Web-oriented and resource-oriented architects are other variations on SOA.

Message-driven and event-driven architectures help to enforce the loose coupling between services that is a key principle of SOA. However, SOA itself does not prescribe particular communication patterns for service contracts, and a service-oriented system may even implement a mix of communication styles, including [synchronous] and [asynchronous] styles.

If each service in a service-oriented design were to deliver an end-to-end solution for a discrete user-facing function, then the architectural style could be said to be a cross between service-oriented and vertical-slice architecture. More commonly, service-oriented designs tend to involve a hierarchy of services, in which lower-level cross-cutting services are reused by multiple higher-level user-facing or domain-oriented services.

Design trade-offs

Service-oriented architectures share the same trade-offs as all distributed software. The main trade-off is that greater [scalability] is achieved at a cost of increased [accidental complexity]. Common difficulties in service-oriented designs include planning for fault tolerance, reasoning about concurrency, and achieving consistency in replicated data. See distributed software for more on these trade-offs.

A widely-promoted advantage of service-oriented architecture is that it allows for [flexibility] in optimizing software components in different ways for [performance optimization] and [scalability]. Each service in a service-oriented system can be scaled independently, and optimized in different ways as appropriate for their respective use cases and load patterns. This can include using different programming languages for different services. The trade-off for a higher degree of micro-optimization is the increased complexity at the macro level. For example, within an organization there may be increased friction involved in moving people between teams, if different teams use different technology stacks for the services they maintain. For this reason, many organizations define a set of approved technologies that can be used, finding a pragmatic balance between standardization and flexibility.

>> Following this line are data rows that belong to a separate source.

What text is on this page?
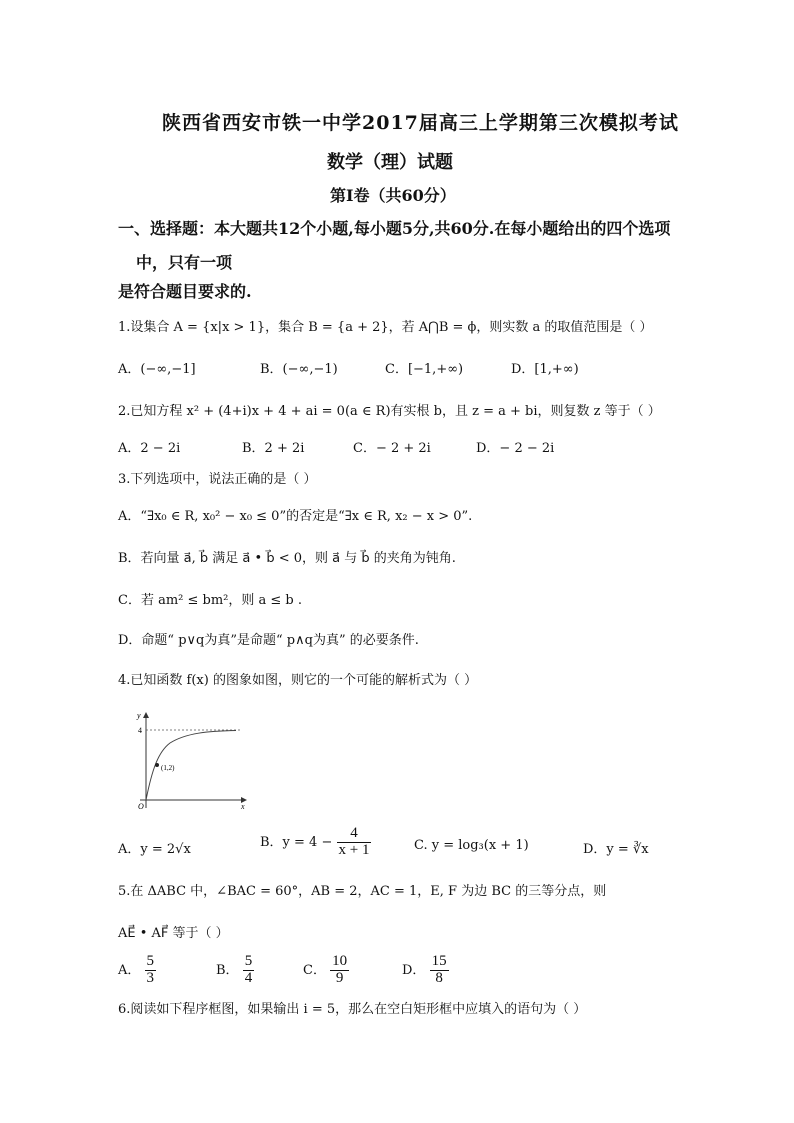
陕西省西安市铁一中学2017届高三上学期第三次模拟考试
数学（理）试题
第Ⅰ卷（共60分）
一、选择题：本大题共12个小题,每小题5分,共60分.在每小题给出的四个选项
中，只有一项
是符合题目要求的.
1.设集合 A = {x|x > 1}，集合 B = {a + 2}，若 A⋂B = ϕ，则实数 a 的取值范围是（ ）
A．(−∞,−1]	B．(−∞,−1)	C．[−1,+∞)	D．[1,+∞)
2.已知方程 x² + (4+i)x + 4 + ai = 0(a ∈ R)有实根 b，且 z = a + bi，则复数 z 等于（ ）
A．2 − 2i	B．2 + 2i	C．− 2 + 2i	D．− 2 − 2i
3.下列选项中，说法正确的是（ ）
A．“∃x₀ ∈ R, x₀² − x₀ ≤ 0”的否定是“∃x ∈ R, x₂ − x > 0”.
B．若向量 a⃗, b⃗ 满足 a⃗ • b⃗ < 0，则 a⃗ 与 b⃗ 的夹角为钝角.
C．若 am² ≤ bm²，则 a ≤ b .
D．命题“ p∨q为真”是命题“ p∧q为真” 的必要条件.
4.已知函数 f(x) 的图象如图，则它的一个可能的解析式为（ ）
y
x
O
4
(1,2)
A．y = 2√x	B．$y = 4 - \frac{4}{x + 1}$	C. y = log₃(x + 1)	D．y = ∛x
5.在 ΔABC 中，∠BAC = 60°，AB = 2，AC = 1，E, F 为边 BC 的三等分点，则
AE⃗ • AF⃗ 等于（ ）
A． $\frac{5}{3}$	B． $\frac{5}{4}$	C． $\frac{10}{9}$	D． $\frac{15}{8}$
6.阅读如下程序框图，如果输出 i = 5，那么在空白矩形框中应填入的语句为（ ）
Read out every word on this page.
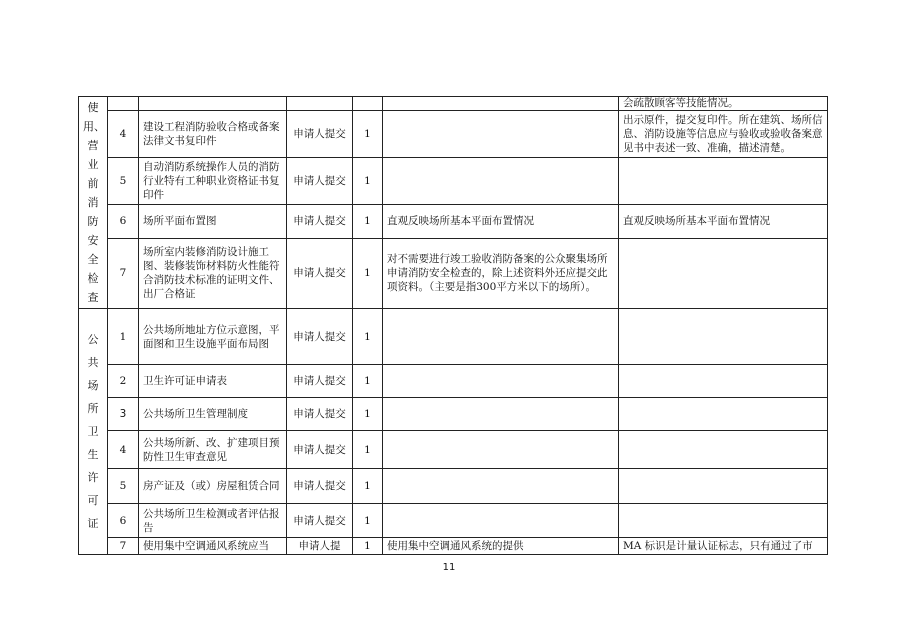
使用、营业前消防安全检查						会疏散顾客等技能情况。
	4	建设工程消防验收合格或备案法律文书复印件	申请人提交	1		出示原件，提交复印件。所在建筑、场所信息、消防设施等信息应与验收或验收备案意见书中表述一致、准确，描述清楚。
	5	自动消防系统操作人员的消防行业特有工种职业资格证书复印件	申请人提交	1		
	6	场所平面布置图	申请人提交	1	直观反映场所基本平面布置情况	直观反映场所基本平面布置情况
	7	场所室内装修消防设计施工图、装修装饰材料防火性能符合消防技术标准的证明文件、出厂合格证	申请人提交	1	对不需要进行竣工验收消防备案的公众聚集场所申请消防安全检查的，除上述资料外还应提交此项资料。（主要是指300平方米以下的场所）。	

公共场所卫生许可证	1	公共场所地址方位示意图，平面图和卫生设施平面布局图	申请人提交	1		
	2	卫生许可证申请表	申请人提交	1		
	3	公共场所卫生管理制度	申请人提交	1		
	4	公共场所新、改、扩建项目预防性卫生审查意见	申请人提交	1		
	5	房产证及（或）房屋租赁合同	申请人提交	1		
	6	公共场所卫生检测或者评估报告	申请人提交	1		
	7	使用集中空调通风系统应当	申请人提	1	使用集中空调通风系统的提供	MA 标识是计量认证标志，只有通过了市
11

For example, Python might be used for a machine learning service while the rest of a system uses Java.

Service-oriented architecture tends to work best where service boundaries clearly map to bounded contexts in the domain model, and where the bounded contexts in turn map directly to [team topologies], allowing teams to each work independently on a discrete group of services.

A critical design consideration in service-oriented architectures is the granularity of services. If services are too fine-grained, the system can become overly complex (due to the operating overheads of managing lots of services) and slow (due to the overhead of higher network communication) – see microservices for more on these trade-offs. On the other hand, if services are too coarse-grained, the system keeps more of the limitations of monolithic architectures.


References

  • Four pillars of service-oriented architecture, Grace A Lewis and Dr Dennis B Smith, Software Engineering Institute, Carnegie Mellon University, 2007 — Paper on the four key principles of service-oriented architecture: loose coupling, abstraction, reusability, and composability.